At its core, the Act overrides inconsistent provisions of other laws to grant the Company exclusive rights of occupancy (clause 2 of the Agreement), a 21-year renewable mineral lease (clause 8(1)(a), up to 300 square miles initially, now expandable under clause 9B to 1,000 km²), and authority to construct railways, wharves, townsites, water/power supplies, and other works (clauses 5, 8, 9). Operations are structured in phases: Phase 1 (investigations until commencement date, clause 1), Phase 2 (mining/export at minimum 1Mtpa, clause 9(1)), and optional Phases 3-4 for secondary processing (beneficiation under clause 1 definition, now including plants approved under Integration Agreements per clause 9(2)(j)) or integrated iron/steel production (clauses 11-12, largely varied away by 1994 and 2010 amendments).
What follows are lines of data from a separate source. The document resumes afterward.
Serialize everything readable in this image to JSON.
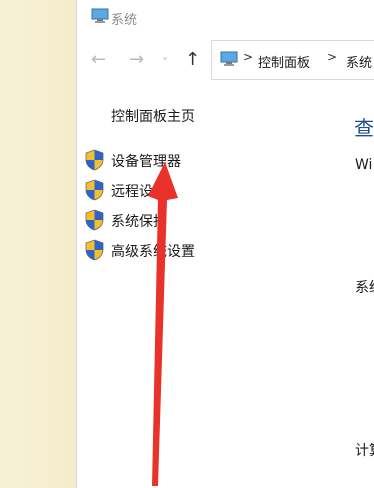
{
  "window": {
    "title": "系统"
  },
  "navbar": {
    "back_glyph": "←",
    "forward_glyph": "→",
    "dropdown_glyph": "˅",
    "up_glyph": "↑"
  },
  "address": {
    "separator": ">",
    "crumbs": [
      "控制面板",
      "系统"
    ]
  },
  "sidebar": {
    "home_link": "控制面板主页",
    "items": [
      {
        "label": "设备管理器"
      },
      {
        "label": "远程设置"
      },
      {
        "label": "系统保护"
      },
      {
        "label": "高级系统设置"
      }
    ]
  },
  "main": {
    "heading": "查",
    "line1": "Wi",
    "line2": "系统",
    "line3": "计算"
  },
  "colors": {
    "arrow": "#e8322a",
    "shield_blue": "#2f63c8",
    "shield_yellow": "#f2c02a",
    "heading": "#1e4e8c"
  }
}
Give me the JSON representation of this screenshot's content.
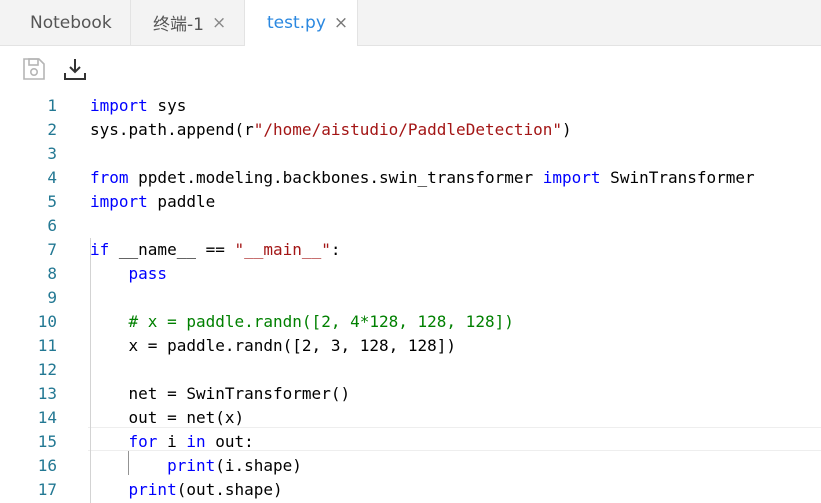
{
  "tabs": [
    {
      "label": "Notebook",
      "closable": false,
      "active": false
    },
    {
      "label": "终端-1",
      "closable": true,
      "active": false
    },
    {
      "label": "test.py",
      "closable": true,
      "active": true
    }
  ],
  "tab_close_glyph": "×",
  "toolbar": {
    "icons": [
      "save-icon",
      "download-icon"
    ]
  },
  "colors": {
    "accent": "#2b88e0",
    "keyword": "#0000ff",
    "string": "#a31515",
    "comment": "#008000",
    "line_number": "#237893"
  },
  "editor": {
    "lines": [
      {
        "num": "1",
        "tokens": [
          {
            "t": "import",
            "c": "kw"
          },
          {
            "t": " sys"
          }
        ]
      },
      {
        "num": "2",
        "tokens": [
          {
            "t": "sys.path.append(r"
          },
          {
            "t": "\"/home/aistudio/PaddleDetection\"",
            "c": "str"
          },
          {
            "t": ")"
          }
        ]
      },
      {
        "num": "3",
        "tokens": []
      },
      {
        "num": "4",
        "tokens": [
          {
            "t": "from",
            "c": "kw"
          },
          {
            "t": " ppdet.modeling.backbones.swin_transformer "
          },
          {
            "t": "import",
            "c": "kw"
          },
          {
            "t": " SwinTransformer"
          }
        ]
      },
      {
        "num": "5",
        "tokens": [
          {
            "t": "import",
            "c": "kw"
          },
          {
            "t": " paddle"
          }
        ]
      },
      {
        "num": "6",
        "tokens": []
      },
      {
        "num": "7",
        "tokens": [
          {
            "t": "if",
            "c": "kw"
          },
          {
            "t": " __name__ == "
          },
          {
            "t": "\"__main__\"",
            "c": "str"
          },
          {
            "t": ":"
          }
        ]
      },
      {
        "num": "8",
        "tokens": [
          {
            "t": "    "
          },
          {
            "t": "pass",
            "c": "kw"
          }
        ]
      },
      {
        "num": "9",
        "tokens": []
      },
      {
        "num": "10",
        "tokens": [
          {
            "t": "    "
          },
          {
            "t": "# x = paddle.randn([2, 4*128, 128, 128])",
            "c": "cmt"
          }
        ]
      },
      {
        "num": "11",
        "tokens": [
          {
            "t": "    x = paddle.randn([2, 3, 128, 128])"
          }
        ]
      },
      {
        "num": "12",
        "tokens": []
      },
      {
        "num": "13",
        "tokens": [
          {
            "t": "    net = SwinTransformer()"
          }
        ]
      },
      {
        "num": "14",
        "tokens": [
          {
            "t": "    out = net(x)"
          }
        ]
      },
      {
        "num": "15",
        "tokens": [
          {
            "t": "    "
          },
          {
            "t": "for",
            "c": "kw"
          },
          {
            "t": " i "
          },
          {
            "t": "in",
            "c": "kw"
          },
          {
            "t": " out:"
          }
        ]
      },
      {
        "num": "16",
        "tokens": [
          {
            "t": "        "
          },
          {
            "t": "print",
            "c": "kw"
          },
          {
            "t": "(i.shape)"
          }
        ]
      },
      {
        "num": "17",
        "tokens": [
          {
            "t": "    "
          },
          {
            "t": "print",
            "c": "kw"
          },
          {
            "t": "(out.shape)"
          }
        ]
      }
    ]
  }
}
Royalties are a central revenue mechanism for the State: clause 9(2)(j) imposes 7.5% of f.o.b. value on lump ore (with minimum 6s/ton, averaging in (vi)), 5.625-7.5% on fine ore (updated by s. 4A and 2010 variations), 3.25% on beneficiated ore, and 1s6d/ton on fines/locally used ore, with adjustments for pig iron prices (viii). f.o.b. value is strictly defined (clause 1, as amended 1990/2010) to include deductions for freight/insurance/handling, with arm's-length market assessments if needed, GST adjustments via reg 85AA (applied mutatis mutandis), and special rules for cost-sales to arm's-length purchasers (proviso to clause 9(2)(e)(B)). Payments are quarterly with returns detailing quantities, values, and adjustments (clause 9(2)(k)), backed by inspection rights (clause 9(2)(n)) and books production obligations (clause 9(2)(o)).